I watched my son jump into the air during the sparring session at his martial arts lesson, just as his partner lunged forward with a foam sword.
The combination of being airborne and bumped resulted in my 8-year-old son landing hard on his back. Fortunately, just his feelings were hurt. But as his embarrassment turned to anger and he let out a barely stifled yowl, I recognized a familiar site in his red face. Myself.
Once we were back in the car, I turned to him where he sat in the backseat and told him that I understood him. I’d lost my temper earlier that very day with a colleague at work and apologized.
I’m grateful for my own struggles, because they help my son with his.
Like my son, I have a fierce temper. I suffer from anxiety. I’m quirky.
He’s the spitting image of my husband, but on the inside, he’s very much a mama’s boy. My son’s similarities to me have only increased as he’s gotten older.
My son has struggled with behavior issues since he was in preschool. He’s brilliant, but has always been defiant. If he perceives unfair treatment by teachers or after-school care providers for any reason, he loses his mind. He’s sharp and naughty enough to skillfully argue with authority figures. Our family has had countless meetings with teachers and principals over the years, trying to resolve the behavior issues.
Recently, we’ve implemented a successful reward system in school, and are continuing to work on behavior in the after-school program. What’s also really helped the whole process is me being open and honest with my son about my own struggles.
I’ve always had a temper, but never acted out in school the way he has.
As a child, I was someone who “beat to my own drum” as my mom called it. Sometimes, the kids were behind my oddness. Like when I convinced the entire two classes of first graders that I had fairies to dole out too tiny to see that could be stored inside a desk. Frankly, I even convinced myself.
Sometimes, the kids weren’t behind me. Like the way I’d stare at a chunk of my hair pulled between my fingers and run around the yard daydreaming. They thought I was weird. Hell, I thought I was weird.
Similarly, my son is very much an imaginative feeler.
He’s scared to death of the dark and roller coasters. He gets really, really mad when he stubs his toe. He wonders about topics like death and love. Sometimes to the point that these thoughts make it difficult for him to fall asleep at night. My son is thoughtful. Once he wrapped up his own toy to gift to a classmate for the kid’s birthday.
Meanwhile, my husband and 4-year-old daughter are more level-headed and rational. My husband is wonderful with our son and they share many interests, like super heroes and action figures, but my husband can’t get inside my son’s head like I can. He doesn’t understand his short temper or anxiety. But I can. And that is a gift I can give my son again and again.
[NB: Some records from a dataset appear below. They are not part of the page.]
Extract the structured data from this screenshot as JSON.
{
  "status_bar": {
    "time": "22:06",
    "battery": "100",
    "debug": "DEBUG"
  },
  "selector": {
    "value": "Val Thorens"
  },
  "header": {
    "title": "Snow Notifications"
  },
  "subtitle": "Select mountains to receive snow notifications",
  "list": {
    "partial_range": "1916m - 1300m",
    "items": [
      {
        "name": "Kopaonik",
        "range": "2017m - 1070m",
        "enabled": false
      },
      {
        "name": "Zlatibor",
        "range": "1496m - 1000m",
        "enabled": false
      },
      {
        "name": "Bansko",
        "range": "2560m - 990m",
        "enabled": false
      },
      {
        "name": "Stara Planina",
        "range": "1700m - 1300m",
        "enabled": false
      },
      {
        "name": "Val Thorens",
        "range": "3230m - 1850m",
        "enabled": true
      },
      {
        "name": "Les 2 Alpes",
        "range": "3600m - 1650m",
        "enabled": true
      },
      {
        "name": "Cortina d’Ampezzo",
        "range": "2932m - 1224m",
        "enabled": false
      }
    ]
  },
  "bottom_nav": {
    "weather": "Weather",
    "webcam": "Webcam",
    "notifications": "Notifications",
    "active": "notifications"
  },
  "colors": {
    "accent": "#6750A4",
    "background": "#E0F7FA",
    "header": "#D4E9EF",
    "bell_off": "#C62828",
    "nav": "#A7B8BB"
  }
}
I’m committed to helping my son work through his emotional anguish and difficulties controlling his temper. That means doing whatever it takes, including frequent meetings with the principal and teachers, cooperating with their plans for him, and regular visits with the school counselor. It also means being honest with my son about my own difficulties and shortcomings, and using my experience to help him navigate through his own choppy waters in life.
The tides are starting to turn for him. A stringent reward program in class, combined with my husband and I following up with the teachers and implementing consequences at home, have been helpful. My son seems to appreciate my efforts to connect with him on his level. He told his counselor about how I led him in a calming breathing exercise after that recent karate class meltdown. Honestly, I could use the calming as much as him.
Being able to connect with my complicated, smart, overthinking son is a gift, and I intend to treasure it.